Understanding the Dithering Astrophotography Technique
To explain the dithering astrophotography technique, we must first understand why it’s required. Slight tracking inaccuracies and other problems can cause our images to slightly shift from one frame to the next when we take longer exposures of the night sky. The equipment we use and its flaws are what cause hot pixels, noise, and other visual defects.
Noise is always present in photography because of the nature of the electronics used in cameras. Some cameras have less noise than others, but it is always something that we as astrophotographers have to deal with. It is best to introduce as little noise as possible when we image, but in many cases, we have to further reduce noise early on in our processing workflow. Stacking also reduces noise in proportion to the number of images you stack together.
I first heard about dithering as I was spending time in the Cloudy Nights astronomy forum and posted an image of the Wizard Nebula which I was far from happy about. My image was looking very bad with way too much noise and not enough detail. This image was taken without any dithering applied and using a DSLR camera (a Canon 600D modified) through my Celestron 130mm SLt reflector telescope. I was taking two-minute exposures on a very hot night with temperatures of 30C.
I went on the forum and asked questions, and one person told me about walking noise and how dithering would cure that, so I watched several videos about astrophotography dithering on YouTube and put it into practise.
Another benefit of dithering astrophotography is that satellite trails or aeroplanes that appear in one or two frames can be eliminated in the stacking software after dithering. This is yet another reason to use it, as you don’t need to throw out those frames.
My first attempts at dithering were not very successful as I had some trouble setting it up in Astrophotography Tool, but a few days later I had figured that out and proceeded to capture images with no walking noise.
I now always use dithering as part of my normal astrophotography sessions and combined with auto guiding and using my new camera a ZWO ASI 533 MC PRO cooled to 0C I now have much cleaner data in my images and higher quality images.
I will return to this post and add some images to compare the effect that dithering has when I am able to conduct an experiment or find suitable images from previous imaging sessions.
Types of Dithering
There are a few different methods commonly used.

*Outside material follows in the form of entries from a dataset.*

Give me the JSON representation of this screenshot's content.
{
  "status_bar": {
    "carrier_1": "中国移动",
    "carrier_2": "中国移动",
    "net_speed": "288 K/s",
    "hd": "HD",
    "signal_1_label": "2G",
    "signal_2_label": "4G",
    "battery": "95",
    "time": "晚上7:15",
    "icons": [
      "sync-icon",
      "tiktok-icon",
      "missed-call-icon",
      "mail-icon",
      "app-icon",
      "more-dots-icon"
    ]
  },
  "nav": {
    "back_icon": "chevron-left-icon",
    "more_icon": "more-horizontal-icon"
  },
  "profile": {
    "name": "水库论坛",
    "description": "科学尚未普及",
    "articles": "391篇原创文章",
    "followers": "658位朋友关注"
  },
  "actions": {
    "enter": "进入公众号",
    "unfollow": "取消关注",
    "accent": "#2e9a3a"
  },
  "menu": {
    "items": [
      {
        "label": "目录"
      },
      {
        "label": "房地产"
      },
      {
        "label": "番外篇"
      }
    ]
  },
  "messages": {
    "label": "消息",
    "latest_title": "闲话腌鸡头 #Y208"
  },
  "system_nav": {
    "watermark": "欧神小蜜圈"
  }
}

Frame-to-frame and sub-pixel dithering are the two main types. Dithering occurs when the telescope is shifted from frame to frame, usually by a few pixels. Hot pixels and other fixed-pattern noise can be greatly decreased with this technique. On the other hand, sub-pixel dithering involves shifting the camera sensor by a few hundredths of a pixel between shots. This technique, which uses software to accomplish it, is more effective in reducing random noise.

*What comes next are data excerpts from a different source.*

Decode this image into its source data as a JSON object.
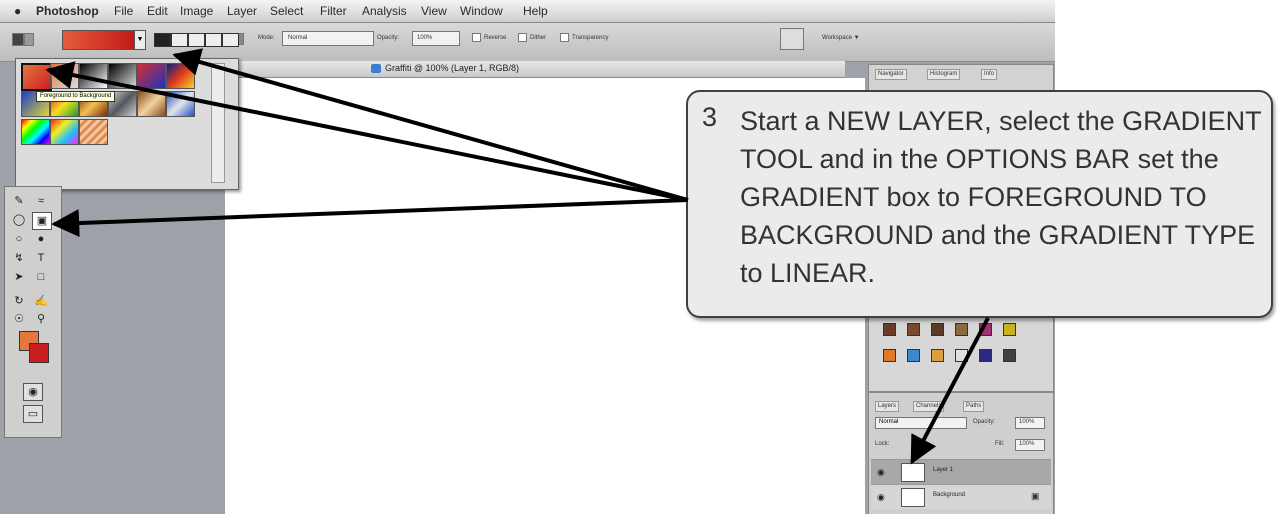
{
  "menubar": {
    "apple_icon": "apple-icon",
    "app_name": "Photoshop",
    "items": [
      "File",
      "Edit",
      "Image",
      "Layer",
      "Select",
      "Filter",
      "Analysis",
      "View",
      "Window",
      "Help"
    ]
  },
  "options_bar": {
    "mode_label": "Mode:",
    "mode_value": "Normal",
    "opacity_label": "Opacity:",
    "opacity_value": "100%",
    "reverse_label": "Reverse",
    "dither_label": "Dither",
    "transparency_label": "Transparency",
    "workspace_label": "Workspace ▼",
    "gradient_colors": [
      "#e45b3b",
      "#c11b17"
    ]
  },
  "document": {
    "title": "Graffiti @ 100% (Layer 1, RGB/8)"
  },
  "gradient_picker": {
    "tooltip": "Foreground to Background"
  },
  "panels": {
    "nav_tabs": [
      "Navigator",
      "Histogram",
      "Info"
    ],
    "layers_tabs": [
      "Layers",
      "Channels",
      "Paths"
    ],
    "blend_mode": "Normal",
    "opacity_label": "Opacity:",
    "opacity_value": "100%",
    "lock_label": "Lock:",
    "fill_label": "Fill:",
    "fill_value": "100%",
    "layers": [
      "Layer 1",
      "Background"
    ]
  },
  "callout": {
    "number": "3",
    "text": "Start a NEW LAYER, select the GRADIENT TOOL and in the OPTIONS BAR set the GRADIENT box to FOREGROUND TO BACKGROUND and the GRADIENT TYPE to LINEAR."
  },
  "colors": {
    "foreground": "#e3773e",
    "background": "#cc1e22"
  }
}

I understand that the movement between each frame helps the stacking software to average out random noise so the picture is better quality. It definitely seems to work!
To properly dither, one needs to move the telescope or camera in a precise manner, which requires the use of the appropriate tools. Dithering astrophotography routines that can be adjusted to your needs are already available in the majority of existing astrophotography software.
Check this if you need more explanation of how the dithering astrophotography method works.
There are a few basic practices you should adhere to if you want to dither with the best outcomes. The use of a suitable dithering algorithm that introduces unpredictable movements between frames is first and foremost essential. Secondly, you should check out for excessive movement in your dithering routine since it could lead to distorted or blurry images. The number of frames required to average out any remaining noise after dithering is also significant.
So by how much and how often should you set your software to dither?
That is up to you but in my experience, you don’t need to dither by more than 10 pixels and I usually do a bit less than that. As to how often some people recommend dithering every fifth image but I have found it easier to dither after each image and I’ve seen this work fine. It really doesn’t add too much extra time to your imaging so I think it’s worth it.
Advanced Dithering Techniques
Dithering is an important technique, and there are a number of more advanced methods you might use to achieve even better results. Use a dithering algorithm, for instance, that adjusts to the signal-to-noise ratio of the image, introducing more noticeable movements in places with more noise.
Which Software Should I Use to Dither?
Well, there are quite a few choices. NINA, PHD2 (auto-guiding software), APT (Astrophotography Tool), and Sharpcap are just a few of the more popular options. What do I use? I set up the dithering in APT, and it works in conjunction with PHD2 auto-guiding software. You need the two programmes to talk to each other because, if not, the dithering would be automatically corrected by the auto-guiding system and therefore cancelled out.
For astrophotography, dithering is a fundamental technique used to reduce noise, hot pixels, and other artifacts. Dithering helps to create smoother, higher-quality images of the night sky by creating controlled random motions between frames. Understanding and utilizing dithering should enhance your photographs, whether you’re just beginning astrophotography or are a seasoned pro.